Sufficiently detached from nature, we can fabricate an abstract world which allows us more control, more freedom. Even our own body, as part of nature, comes to be viewed “as rationally understandable and technologically controllable” (p. 13). Consequently, Dr. Little argues, abstract language enables us to reconceptualize reality: “Lust is free love, adultery is open marriage, homosexuality is a life-style, masturbation is safe sex, pregnancy is disease, abortion is termination of that disease, procreation is reproduction, birth prevention is birth control, natural mothers are surrogate mothers, unborn children are embryos, embryos are property, murder is mercy killing, mercy killing is assisted suicide, and suicide is death with dignity” (p. 14). In all such endeavors, there’s an effort evade reality and justify our behavior by changing our words.
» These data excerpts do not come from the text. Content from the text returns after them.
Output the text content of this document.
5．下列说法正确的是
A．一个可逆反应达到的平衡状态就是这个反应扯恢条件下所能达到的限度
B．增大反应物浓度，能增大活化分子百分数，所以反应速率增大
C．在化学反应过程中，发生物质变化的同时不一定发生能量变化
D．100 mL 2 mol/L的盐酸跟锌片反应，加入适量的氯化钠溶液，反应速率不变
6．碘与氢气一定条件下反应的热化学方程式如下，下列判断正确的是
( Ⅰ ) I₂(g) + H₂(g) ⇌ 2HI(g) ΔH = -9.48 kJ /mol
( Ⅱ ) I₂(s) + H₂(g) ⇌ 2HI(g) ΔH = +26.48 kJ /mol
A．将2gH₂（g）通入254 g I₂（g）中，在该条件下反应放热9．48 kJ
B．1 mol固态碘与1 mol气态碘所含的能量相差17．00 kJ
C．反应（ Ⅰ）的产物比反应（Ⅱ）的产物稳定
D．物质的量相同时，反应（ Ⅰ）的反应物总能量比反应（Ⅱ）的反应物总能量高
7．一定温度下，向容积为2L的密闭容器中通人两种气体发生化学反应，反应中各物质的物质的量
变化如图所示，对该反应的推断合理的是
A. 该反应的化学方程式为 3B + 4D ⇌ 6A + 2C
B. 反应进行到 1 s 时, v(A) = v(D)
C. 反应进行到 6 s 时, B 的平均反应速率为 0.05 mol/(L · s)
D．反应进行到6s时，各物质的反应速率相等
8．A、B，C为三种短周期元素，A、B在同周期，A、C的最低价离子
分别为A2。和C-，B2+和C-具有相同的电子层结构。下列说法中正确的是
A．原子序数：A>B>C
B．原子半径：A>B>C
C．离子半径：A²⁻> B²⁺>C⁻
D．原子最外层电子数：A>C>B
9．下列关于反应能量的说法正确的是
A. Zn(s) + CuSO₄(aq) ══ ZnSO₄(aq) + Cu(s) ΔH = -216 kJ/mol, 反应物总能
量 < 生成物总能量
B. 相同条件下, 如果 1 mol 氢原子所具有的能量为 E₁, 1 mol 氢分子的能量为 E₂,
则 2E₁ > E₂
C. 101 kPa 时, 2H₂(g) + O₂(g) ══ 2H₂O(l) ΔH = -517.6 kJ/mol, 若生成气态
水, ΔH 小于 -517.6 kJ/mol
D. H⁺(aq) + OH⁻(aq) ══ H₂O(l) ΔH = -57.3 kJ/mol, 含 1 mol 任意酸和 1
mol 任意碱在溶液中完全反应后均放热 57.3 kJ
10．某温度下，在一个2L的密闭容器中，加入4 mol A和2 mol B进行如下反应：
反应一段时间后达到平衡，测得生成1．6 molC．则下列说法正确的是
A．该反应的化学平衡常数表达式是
The language we use affects the actions we choose. Thus adopting “inclusive language” is more than cosmetic conciliation. If we’re all identical “persons” whose bodies count for nothing, if it doesn’t matter whether one is male or female, then language should blur or eliminate traditional distinctions. For feminists who crusade for nonsexist language, “Men and women become persons, mothering and fathering become parenting, couples expecting a baby are encouraged to mouth such nonsense as ‘we are pregnant'” (p. 15).
In the same way, radical feminists seek to eliminate “patriarchal” language and Father/Son images of God. By ignoring the sacred task of translators, to accurately translate languages, ancient texts are being altered to suit modern prejudices. If successful, the essayists in this volume fear, the very nature of Roman Catholicism may be lost.
Whether they’re right or not, the book is thought-provoking, helping us better understand our world.